However, you can take into account that in a row major array of R x C that each row is C * sizeof(yourdata) bytes long. Conversely, you can say that the original coordinates of any memory address within the bounds of the array are
r = (address / C)
c = (address % C)
so
r1 = (address1 / C)
r2 = (address2 / C)
c1 = (address1 % C)
c2 = (address2 % C)
dx = r1 - r2
dy = c1 - c2
dist = sqrt(dx^2 + dy^2)
(this is assuming you're using zero based arrays)
(crush all this together to make it run more optimally)

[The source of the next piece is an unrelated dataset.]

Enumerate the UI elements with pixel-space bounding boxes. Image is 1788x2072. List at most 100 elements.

For a lot more ideas here, go look for any 2D image manipulation code that uses a calculated value called 'stride', which is basically an indicator that they're jumping back and forth between memory addresses and array addresses
This is not exactly related to closeness but might help. It certainly helps for minimation of disk accesses.
one way to get better "closness" is to tile the image. If your convolution kernel is less than the size of a tile you typical touch at most 4 tiles at worst. You can recursively tile in bigger sections so that localization improves. A Stokes-like (At least I thinks its Stokes) argument (or some calculus of variations ) can show that for rectangles the best (meaning for examination of arbitrary sub rectangles) shape is a smaller rectangle of the same aspect ratio.

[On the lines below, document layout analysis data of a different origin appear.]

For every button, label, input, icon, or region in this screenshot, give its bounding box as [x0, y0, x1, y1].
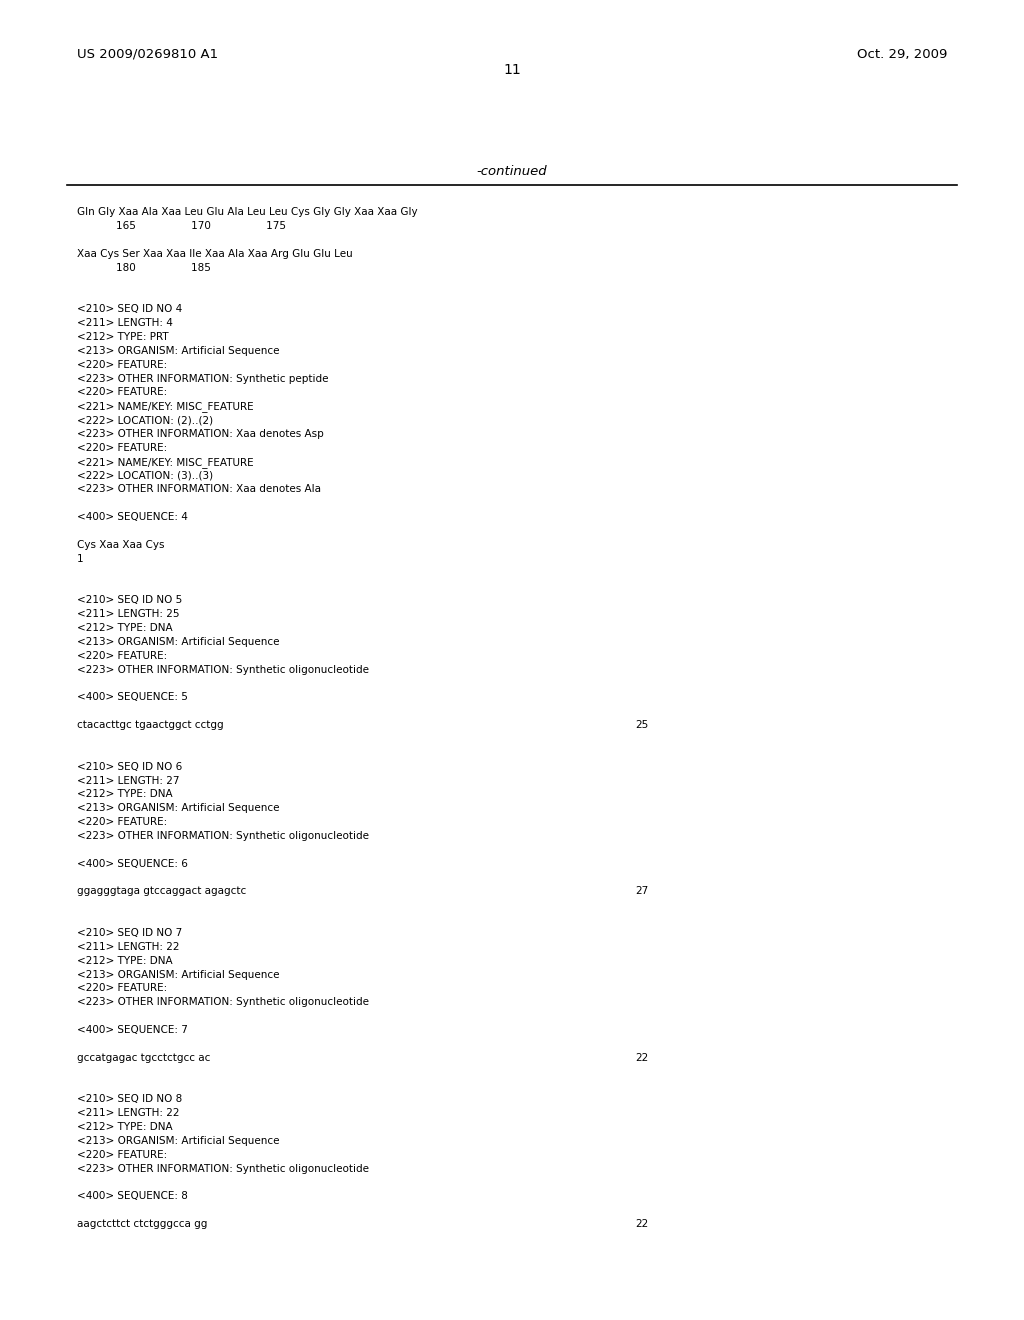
Text: Gln Gly Xaa Ala Xaa Leu Glu Ala Leu Leu Cys Gly Gly Xaa Xaa Gly: Gln Gly Xaa Ala Xaa Leu Glu Ala Leu Leu …: [77, 207, 418, 218]
Text: <210> SEQ ID NO 8: <210> SEQ ID NO 8: [77, 1094, 182, 1105]
Text: <213> ORGANISM: Artificial Sequence: <213> ORGANISM: Artificial Sequence: [77, 969, 280, 979]
Text: <223> OTHER INFORMATION: Synthetic oligonucleotide: <223> OTHER INFORMATION: Synthetic oligo…: [77, 832, 369, 841]
Text: <400> SEQUENCE: 7: <400> SEQUENCE: 7: [77, 1026, 187, 1035]
Text: 180                 185: 180 185: [77, 263, 211, 273]
Text: <223> OTHER INFORMATION: Synthetic oligonucleotide: <223> OTHER INFORMATION: Synthetic oligo…: [77, 665, 369, 675]
Text: <221> NAME/KEY: MISC_FEATURE: <221> NAME/KEY: MISC_FEATURE: [77, 457, 253, 467]
Text: <400> SEQUENCE: 5: <400> SEQUENCE: 5: [77, 693, 187, 702]
Text: ggagggtaga gtccaggact agagctc: ggagggtaga gtccaggact agagctc: [77, 887, 246, 896]
Text: <212> TYPE: DNA: <212> TYPE: DNA: [77, 956, 172, 966]
Text: gccatgagac tgcctctgcc ac: gccatgagac tgcctctgcc ac: [77, 1053, 210, 1063]
Text: US 2009/0269810 A1: US 2009/0269810 A1: [77, 48, 218, 61]
Text: <210> SEQ ID NO 5: <210> SEQ ID NO 5: [77, 595, 182, 606]
Text: 165                 170                 175: 165 170 175: [77, 220, 286, 231]
Text: <213> ORGANISM: Artificial Sequence: <213> ORGANISM: Artificial Sequence: [77, 1135, 280, 1146]
Text: <210> SEQ ID NO 4: <210> SEQ ID NO 4: [77, 305, 182, 314]
Text: <400> SEQUENCE: 8: <400> SEQUENCE: 8: [77, 1192, 187, 1201]
Text: <211> LENGTH: 27: <211> LENGTH: 27: [77, 776, 179, 785]
Text: <213> ORGANISM: Artificial Sequence: <213> ORGANISM: Artificial Sequence: [77, 803, 280, 813]
Text: <211> LENGTH: 4: <211> LENGTH: 4: [77, 318, 173, 329]
Text: <223> OTHER INFORMATION: Xaa denotes Asp: <223> OTHER INFORMATION: Xaa denotes Asp: [77, 429, 324, 440]
Text: <210> SEQ ID NO 6: <210> SEQ ID NO 6: [77, 762, 182, 772]
Text: <213> ORGANISM: Artificial Sequence: <213> ORGANISM: Artificial Sequence: [77, 638, 280, 647]
Text: 22: 22: [635, 1220, 648, 1229]
Text: <220> FEATURE:: <220> FEATURE:: [77, 651, 167, 661]
Text: <222> LOCATION: (3)..(3): <222> LOCATION: (3)..(3): [77, 471, 213, 480]
Text: <212> TYPE: DNA: <212> TYPE: DNA: [77, 789, 172, 800]
Text: Xaa Cys Ser Xaa Xaa Ile Xaa Ala Xaa Arg Glu Glu Leu: Xaa Cys Ser Xaa Xaa Ile Xaa Ala Xaa Arg …: [77, 248, 352, 259]
Text: 27: 27: [635, 887, 648, 896]
Text: Oct. 29, 2009: Oct. 29, 2009: [857, 48, 947, 61]
Text: <221> NAME/KEY: MISC_FEATURE: <221> NAME/KEY: MISC_FEATURE: [77, 401, 253, 412]
Text: ctacacttgc tgaactggct cctgg: ctacacttgc tgaactggct cctgg: [77, 721, 223, 730]
Text: 22: 22: [635, 1053, 648, 1063]
Text: <222> LOCATION: (2)..(2): <222> LOCATION: (2)..(2): [77, 414, 213, 425]
Text: <213> ORGANISM: Artificial Sequence: <213> ORGANISM: Artificial Sequence: [77, 346, 280, 356]
Text: <400> SEQUENCE: 4: <400> SEQUENCE: 4: [77, 512, 187, 523]
Text: <212> TYPE: DNA: <212> TYPE: DNA: [77, 1122, 172, 1133]
Text: -continued: -continued: [477, 165, 547, 178]
Text: <212> TYPE: DNA: <212> TYPE: DNA: [77, 623, 172, 634]
Text: <211> LENGTH: 22: <211> LENGTH: 22: [77, 1109, 179, 1118]
Text: <223> OTHER INFORMATION: Synthetic oligonucleotide: <223> OTHER INFORMATION: Synthetic oligo…: [77, 998, 369, 1007]
Text: <210> SEQ ID NO 7: <210> SEQ ID NO 7: [77, 928, 182, 939]
Text: 1: 1: [77, 554, 83, 564]
Text: <220> FEATURE:: <220> FEATURE:: [77, 983, 167, 994]
Text: Cys Xaa Xaa Cys: Cys Xaa Xaa Cys: [77, 540, 164, 550]
Text: <211> LENGTH: 22: <211> LENGTH: 22: [77, 942, 179, 952]
Text: <223> OTHER INFORMATION: Synthetic oligonucleotide: <223> OTHER INFORMATION: Synthetic oligo…: [77, 1164, 369, 1173]
Text: <220> FEATURE:: <220> FEATURE:: [77, 388, 167, 397]
Text: aagctcttct ctctgggcca gg: aagctcttct ctctgggcca gg: [77, 1220, 207, 1229]
Text: 25: 25: [635, 721, 648, 730]
Text: <212> TYPE: PRT: <212> TYPE: PRT: [77, 333, 168, 342]
Text: <220> FEATURE:: <220> FEATURE:: [77, 444, 167, 453]
Text: <223> OTHER INFORMATION: Xaa denotes Ala: <223> OTHER INFORMATION: Xaa denotes Ala: [77, 484, 321, 495]
Text: <220> FEATURE:: <220> FEATURE:: [77, 1150, 167, 1160]
Text: <211> LENGTH: 25: <211> LENGTH: 25: [77, 610, 179, 619]
Text: <220> FEATURE:: <220> FEATURE:: [77, 817, 167, 828]
Text: <223> OTHER INFORMATION: Synthetic peptide: <223> OTHER INFORMATION: Synthetic pepti…: [77, 374, 329, 384]
Text: <220> FEATURE:: <220> FEATURE:: [77, 360, 167, 370]
Text: <400> SEQUENCE: 6: <400> SEQUENCE: 6: [77, 859, 187, 869]
Text: 11: 11: [503, 63, 521, 78]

Quick intuition - think about a square - if you tile the larger square with smaller squares the fact that a square encloses maximal area for a given perimeter means that square tiles have minimal boarder length. when you transform the large square I think you can show you should the transform the tile the same way. (might also be able to do a simple multivariate differentiation)

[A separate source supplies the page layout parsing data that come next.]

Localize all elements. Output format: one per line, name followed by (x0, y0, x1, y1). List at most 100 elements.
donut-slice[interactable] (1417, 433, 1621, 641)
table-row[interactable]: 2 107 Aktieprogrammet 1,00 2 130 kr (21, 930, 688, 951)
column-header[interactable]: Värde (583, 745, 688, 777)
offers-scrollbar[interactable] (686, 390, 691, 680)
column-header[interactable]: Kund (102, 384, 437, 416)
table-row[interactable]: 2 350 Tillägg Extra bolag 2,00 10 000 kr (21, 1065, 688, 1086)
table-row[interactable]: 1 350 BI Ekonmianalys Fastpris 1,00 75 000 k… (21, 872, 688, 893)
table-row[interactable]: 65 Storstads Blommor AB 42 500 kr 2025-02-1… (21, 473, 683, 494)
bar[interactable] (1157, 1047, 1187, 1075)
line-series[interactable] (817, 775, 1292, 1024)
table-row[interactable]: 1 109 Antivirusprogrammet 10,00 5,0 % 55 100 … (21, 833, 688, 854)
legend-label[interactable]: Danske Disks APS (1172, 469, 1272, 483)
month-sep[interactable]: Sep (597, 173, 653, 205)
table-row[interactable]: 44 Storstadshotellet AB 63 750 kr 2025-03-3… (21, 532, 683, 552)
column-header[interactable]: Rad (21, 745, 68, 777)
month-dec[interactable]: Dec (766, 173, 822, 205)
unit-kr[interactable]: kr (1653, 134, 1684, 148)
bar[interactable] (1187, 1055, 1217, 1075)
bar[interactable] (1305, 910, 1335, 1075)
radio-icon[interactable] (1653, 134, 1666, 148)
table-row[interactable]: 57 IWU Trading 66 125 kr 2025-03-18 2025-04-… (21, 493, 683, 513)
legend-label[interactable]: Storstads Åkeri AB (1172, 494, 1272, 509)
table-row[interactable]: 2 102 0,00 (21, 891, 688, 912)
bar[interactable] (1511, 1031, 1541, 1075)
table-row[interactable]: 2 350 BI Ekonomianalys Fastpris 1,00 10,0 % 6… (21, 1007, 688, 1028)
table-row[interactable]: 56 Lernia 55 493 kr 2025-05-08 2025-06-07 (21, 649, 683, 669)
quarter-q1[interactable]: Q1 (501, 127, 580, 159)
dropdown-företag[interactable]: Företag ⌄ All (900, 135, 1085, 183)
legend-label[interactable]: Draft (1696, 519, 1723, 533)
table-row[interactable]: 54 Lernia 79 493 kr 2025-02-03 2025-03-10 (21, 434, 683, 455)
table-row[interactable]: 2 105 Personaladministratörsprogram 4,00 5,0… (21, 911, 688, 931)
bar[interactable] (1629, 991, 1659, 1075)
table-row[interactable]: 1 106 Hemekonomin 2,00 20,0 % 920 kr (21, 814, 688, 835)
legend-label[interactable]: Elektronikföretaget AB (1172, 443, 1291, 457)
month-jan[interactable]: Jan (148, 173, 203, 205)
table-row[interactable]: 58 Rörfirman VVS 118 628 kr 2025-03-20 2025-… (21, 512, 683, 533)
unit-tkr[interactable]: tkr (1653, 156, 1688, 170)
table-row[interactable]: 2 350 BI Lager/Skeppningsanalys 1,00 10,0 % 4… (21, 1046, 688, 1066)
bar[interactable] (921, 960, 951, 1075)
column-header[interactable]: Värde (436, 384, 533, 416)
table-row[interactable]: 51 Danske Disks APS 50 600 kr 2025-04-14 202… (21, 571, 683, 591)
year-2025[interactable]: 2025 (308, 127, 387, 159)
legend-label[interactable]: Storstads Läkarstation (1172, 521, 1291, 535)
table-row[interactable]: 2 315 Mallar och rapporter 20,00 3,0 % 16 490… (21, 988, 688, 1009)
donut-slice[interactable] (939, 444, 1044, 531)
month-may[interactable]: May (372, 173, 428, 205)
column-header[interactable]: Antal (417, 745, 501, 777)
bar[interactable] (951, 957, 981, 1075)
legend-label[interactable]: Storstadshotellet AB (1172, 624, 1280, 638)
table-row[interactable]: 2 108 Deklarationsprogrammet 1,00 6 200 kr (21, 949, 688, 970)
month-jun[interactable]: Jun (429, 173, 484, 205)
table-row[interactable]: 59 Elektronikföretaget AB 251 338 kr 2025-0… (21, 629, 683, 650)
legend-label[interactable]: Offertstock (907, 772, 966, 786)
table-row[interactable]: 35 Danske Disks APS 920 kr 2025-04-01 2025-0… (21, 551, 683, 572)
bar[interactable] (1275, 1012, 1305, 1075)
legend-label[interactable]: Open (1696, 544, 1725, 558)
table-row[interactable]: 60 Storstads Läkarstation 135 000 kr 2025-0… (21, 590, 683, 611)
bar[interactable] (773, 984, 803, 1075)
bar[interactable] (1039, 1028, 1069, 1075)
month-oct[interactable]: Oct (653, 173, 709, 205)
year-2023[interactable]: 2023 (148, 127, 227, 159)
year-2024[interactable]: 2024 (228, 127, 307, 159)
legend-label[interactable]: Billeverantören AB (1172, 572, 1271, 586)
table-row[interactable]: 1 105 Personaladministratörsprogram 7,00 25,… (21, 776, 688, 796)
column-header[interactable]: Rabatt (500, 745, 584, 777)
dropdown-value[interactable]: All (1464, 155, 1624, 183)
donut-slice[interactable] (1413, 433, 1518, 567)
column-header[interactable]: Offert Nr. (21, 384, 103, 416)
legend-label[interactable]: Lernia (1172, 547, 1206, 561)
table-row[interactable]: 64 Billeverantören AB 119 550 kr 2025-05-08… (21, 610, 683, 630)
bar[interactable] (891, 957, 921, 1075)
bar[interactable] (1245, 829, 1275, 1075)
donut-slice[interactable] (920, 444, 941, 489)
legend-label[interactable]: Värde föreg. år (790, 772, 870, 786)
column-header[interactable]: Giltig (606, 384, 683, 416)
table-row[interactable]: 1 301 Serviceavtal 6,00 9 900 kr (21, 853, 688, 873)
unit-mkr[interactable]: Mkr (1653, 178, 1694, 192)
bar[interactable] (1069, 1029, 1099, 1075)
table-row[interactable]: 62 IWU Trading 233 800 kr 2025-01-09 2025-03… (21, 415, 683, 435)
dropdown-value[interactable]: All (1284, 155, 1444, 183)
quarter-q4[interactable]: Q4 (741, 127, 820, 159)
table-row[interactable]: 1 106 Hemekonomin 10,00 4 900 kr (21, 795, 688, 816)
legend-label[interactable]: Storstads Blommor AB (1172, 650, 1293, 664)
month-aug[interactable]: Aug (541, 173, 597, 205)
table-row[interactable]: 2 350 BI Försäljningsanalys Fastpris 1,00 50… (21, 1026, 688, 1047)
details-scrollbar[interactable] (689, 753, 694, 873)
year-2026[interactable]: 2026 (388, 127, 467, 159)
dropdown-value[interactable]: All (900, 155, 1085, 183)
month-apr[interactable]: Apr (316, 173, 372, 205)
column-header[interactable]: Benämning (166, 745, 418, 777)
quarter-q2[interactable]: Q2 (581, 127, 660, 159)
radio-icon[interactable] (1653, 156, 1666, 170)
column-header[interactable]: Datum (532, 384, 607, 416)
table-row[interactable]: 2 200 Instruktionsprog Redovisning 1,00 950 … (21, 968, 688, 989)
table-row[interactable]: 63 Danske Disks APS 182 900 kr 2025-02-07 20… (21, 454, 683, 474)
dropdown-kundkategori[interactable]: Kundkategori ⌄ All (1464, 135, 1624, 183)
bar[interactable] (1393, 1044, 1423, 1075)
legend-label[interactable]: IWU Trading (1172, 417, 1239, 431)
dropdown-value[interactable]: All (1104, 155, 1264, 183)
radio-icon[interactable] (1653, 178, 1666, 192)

The classic example is zooming in on spy satellite data images and convolving it for enhancement. The extra computation to tile is really worth it if you keep the data around and you go back to it.
Its also really worth it for the different compression schemes such as cosine transforms. (That's why when you download an image it frequently comes up as it does in smaller and smaller squares until the final resolution is reached.
There are a lot of books on this area and they are helpful.